Naomi asked me in our conversation if God could call on the phone or on the computer like we do with grandma and grandpa (I had said it would be nice if we could see and hear God – it would make life a whole lot clearer). The disciples had no similar expectation of direct communication from the Divine. Yet here they were overwhelmed by a vision of the revered prophets and surround by a cloud of the Almighty.

So Jesus' response to them was somewhat like mine might be to my daughter, who needs a lot of forewarning when something new happens and doesn’t take easily to change or surprises – even good ones, even when it’s part of routine. The sudden appearance of prophets from the past and God speaking from a cloud was quite a surprise and not exactly a routine occurrence in the life of the disciples. It’s a wonder that the disciples didn’t break down in screams and sobs or just plain run away the way Naomi might.

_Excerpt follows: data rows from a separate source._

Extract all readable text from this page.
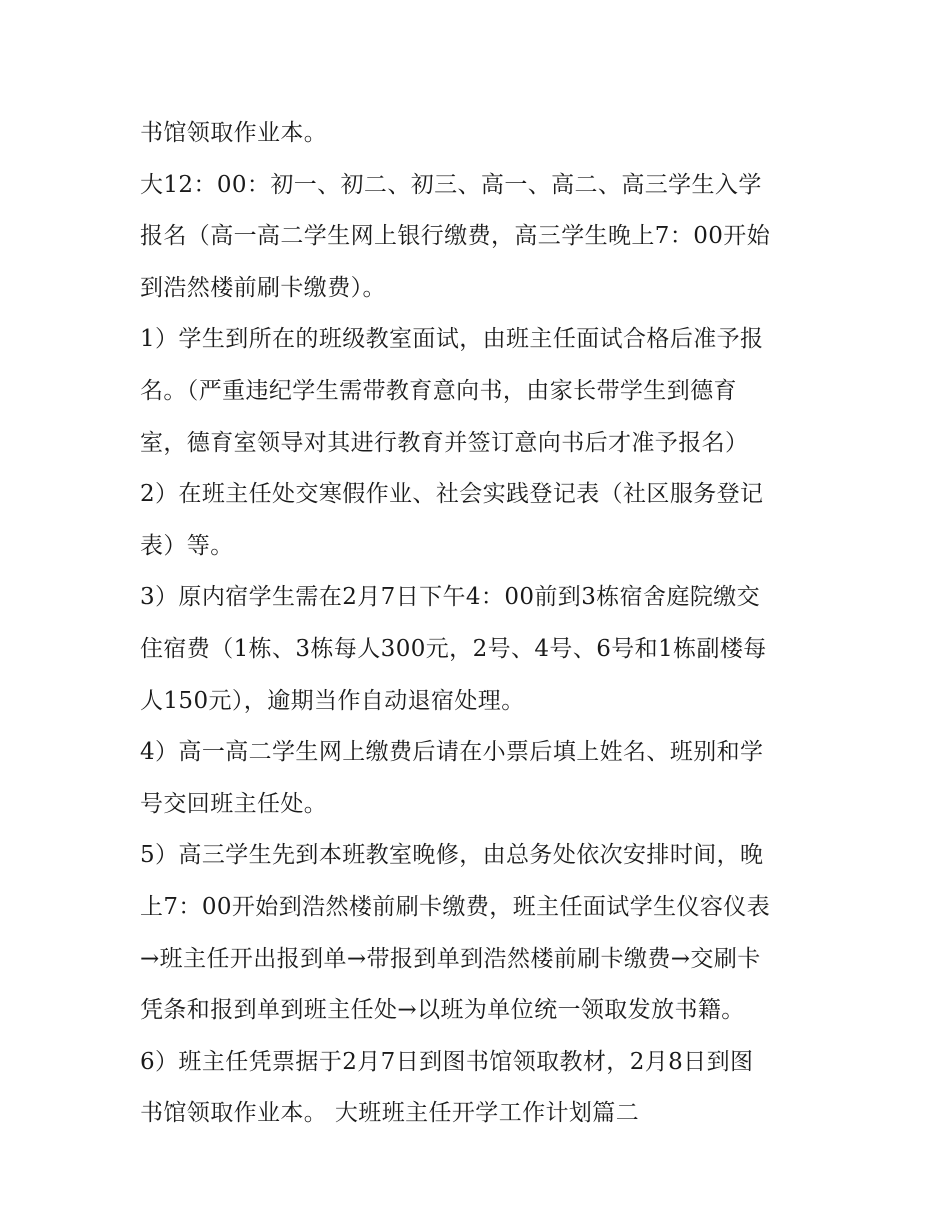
书馆领取作业本。
大12：00：初一、初二、初三、高一、高二、高三学生入学
报名（高一高二学生网上银行缴费，高三学生晚上7：00开始
到浩然楼前刷卡缴费）。
1）学生到所在的班级教室面试，由班主任面试合格后准予报
名。（严重违纪学生需带教育意向书，由家长带学生到德育
室，德育室领导对其进行教育并签订意向书后才准予报名）
2）在班主任处交寒假作业、社会实践登记表（社区服务登记
表）等。
3）原内宿学生需在2月7日下午4：00前到3栋宿舍庭院缴交
住宿费（1栋、3栋每人300元，2号、4号、6号和1栋副楼每
人150元），逾期当作自动退宿处理。
4）高一高二学生网上缴费后请在小票后填上姓名、班别和学
号交回班主任处。
5）高三学生先到本班教室晚修，由总务处依次安排时间，晚
上7：00开始到浩然楼前刷卡缴费，班主任面试学生仪容仪表
→班主任开出报到单→带报到单到浩然楼前刷卡缴费→交刷卡
凭条和报到单到班主任处→以班为单位统一领取发放书籍。
6）班主任凭票据于2月7日到图书馆领取教材，2月8日到图
书馆领取作业本。 大班班主任开学工作计划篇二
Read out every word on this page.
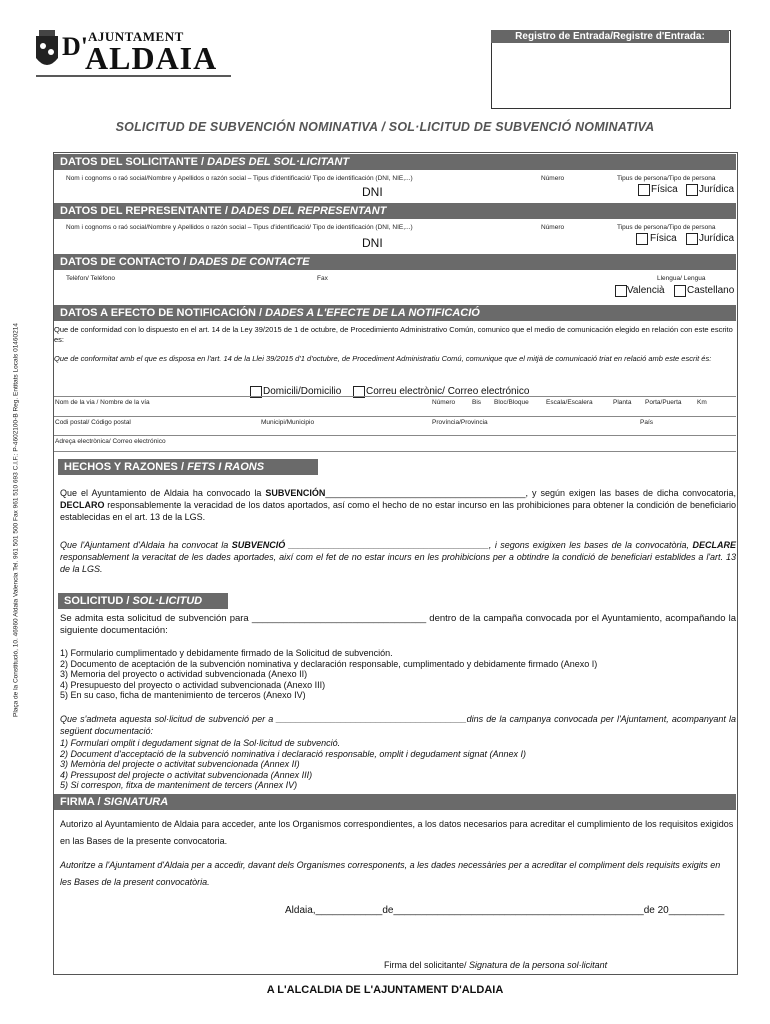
D' AJUNTAMENT
ALDAIA
Registro de Entrada/Registre d'Entrada:
SOLICITUD DE SUBVENCIÓN NOMINATIVA / SOL·LICITUD DE SUBVENCIÓ NOMINATIVA
Plaça de la Constitució, 10. 46960 Aldaia Valencia Tel. 961 501 500 Fax 961 510 693 C.I.F.: P-4602100-B Reg. Entitats Locals 01460214
DATOS DEL SOLICITANTE / DADES DEL SOL·LICITANT
Nom i cognoms o raó social/Nombre y Apellidos o razón social – Tipus d'identificació/ Tipo de identificación (DNI, NIE,...)	Número	Tipus de persona/Tipo de persona
DNI	Física Jurídica
DATOS DEL REPRESENTANTE / DADES DEL REPRESENTANT
Nom i cognoms o raó social/Nombre y Apellidos o razón social – Tipus d'identificació/ Tipo de identificación (DNI, NIE,...)	Número	Tipus de persona/Tipo de persona
DNI	Física Jurídica
DATOS DE CONTACTO / DADES DE CONTACTE
Telèfon/ Teléfono	Fax	Llengua/ Lengua
Valencià Castellano
DATOS A EFECTO DE NOTIFICACIÓN / DADES A L'EFECTE DE LA NOTIFICACIÓ
Que de conformidad con lo dispuesto en el art. 14 de la Ley 39/2015 de 1 de octubre, de Procedimiento Administrativo Común, comunico que el medio de comunicación elegido en relación con este escrito es:
Que de conformitat amb el que es disposa en l'art. 14 de la Llei 39/2015 d'1 d'octubre, de Procediment Administratiu Comú, comunique que el mitjà de comunicació triat en relació amb este escrit és:
Domicili/Domicilio Correu electrònic/ Correo electrónico
Nom de la via / Nombre de la vía	Número	Bis Bloc/Bloque	Escala/Escalera	Planta Porta/Puerta Km
Codi postal/ Código postal	Municipi/Municipio	Província/Provincia	País
Adreça electrònica/ Correo electrónico
HECHOS Y RAZONES / FETS I RAONS
Que el Ayuntamiento de Aldaia ha convocado la SUBVENCIÓN________________________________________, y según exigen las bases de dicha convocatoria, DECLARO responsablemente la veracidad de los datos aportados, así como el hecho de no estar incurso en las prohibiciones para obtener la condición de beneficiario establecidas en el art. 13 de la LGS.
Que l'Ajuntament d'Aldaia ha convocat la SUBVENCIÓ ________________________________________, i segons exigixen les bases de la convocatòria, DECLARE responsablement la veracitat de les dades aportades, així com el fet de no estar incurs en les prohibicions per a obtindre la condició de beneficiari establides a l'art. 13 de la LGS.
SOLICITUD / SOL·LICITUD
Se admita esta solicitud de subvención para _________________________________ dentro de la campaña convocada por el Ayuntamiento, acompañando la siguiente documentación:
1) Formulario cumplimentado y debidamente firmado de la Solicitud de subvención.
2) Documento de aceptación de la subvención nominativa y declaración responsable, cumplimentado y debidamente firmado (Anexo I)
3) Memoria del proyecto o actividad subvencionada (Anexo II)
4) Presupuesto del proyecto o actividad subvencionada (Anexo III)
5) En su caso, ficha de mantenimiento de terceros (Anexo IV)
Que s'admeta aquesta sol·licitud de subvenció per a ______________________________________dins de la campanya convocada per l'Ajuntament, acompanyant la següent documentació:
1) Formulari omplit i degudament signat de la Sol·licitud de subvenció.
2) Document d'acceptació de la subvenció nominativa i declaració responsable, omplit i degudament signat (Annex I)
3) Memòria del projecte o activitat subvencionada (Annex II)
4) Pressupost del projecte o activitat subvencionada (Annex III)
5) Si correspon, fitxa de manteniment de tercers (Annex IV)
FIRMA / SIGNATURA
Autorizo al Ayuntamiento de Aldaia para acceder, ante los Organismos correspondientes, a los datos necesarios para acreditar el cumplimiento de los requisitos exigidos en las Bases de la presente convocatoria.
Autoritze a l'Ajuntament d'Aldaia per a accedir, davant dels Organismes corresponents, a les dades necessàries per a acreditar el compliment dels requisits exigits en les Bases de la present convocatòria.
Aldaia,____________de_____________________________________________de 20__________
Firma del solicitante/ Signatura de la persona sol·licitant
A L'ALCALDIA DE L'AJUNTAMENT D'ALDAIA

Jesus offers tenderness and instruction and boundaries. He encourages. He is not frustrated by their confusion or lack of understanding. If only my parenting were so. And thanks be to my Heavenly Parent, for being present, comforting and understanding even in my fear and confusion and misplaced intentions.

Friday, March 04, 2011

The back of the quilt

I now have my quilt 'sandwiched' and am working on quilting. I finally landed on a pattern that I'm happy compliments the design and have no problem spending hours with the hoop and needle. But when I put the top and batting and back together it was with a little twinge of regret.

Of course I'd been eager to get to quilting but I had also relished putting all those pieces together. Hand piecing, instead of machine piecing was at times tedious - especially when I made a mistake or changed my mind about and wanted to change something. But it was also contemplative - I would get into a zone when doing those long side seams that, if I had been sewing with a machine would have zipped right by. I am proud of this quilt in a way that I never have been after machine piecing, especially when looking at it from the back. And when the quilt is all put together like it is, I will never see the back side again.

The back of the quilt top is where you see all the work. When I looked at all those thousands (maybe millions?) of stitches, I saw where I ran out of black and had to use red, and then green. I saw the places where the stitches didn't quite follow the lines I has carefully drawn to guide my needle. I am not fastidious about snipping threads or trimming ever seam perfectly. I do not make ever corner perfect (although I think I did pretty well in this project - another product of working by hand, I think). But I found myself in awe not of the front, which (I hope) I'll get to see for a long time to come, but of the back.

I loved looking at all those stitches. They represent hours. And the beauty of hand quilting is that they don't represent hours sitting at a table in a small room, as they would have if my machine had been working. They represent hours in coffee shops, on airplanes, and cars and trains, in church. Hours with people and by myself. Hours with my family and with friends. Hours waiting. Hours in conversation and in silence. Hours praying.

In this quilt, like no other I am aware of and thankful for every stitch and every minute. By the stained-glass shapes of those pieces and stitches I give thanks to the Creator for shaping a creative people who, like her can say, "it is good."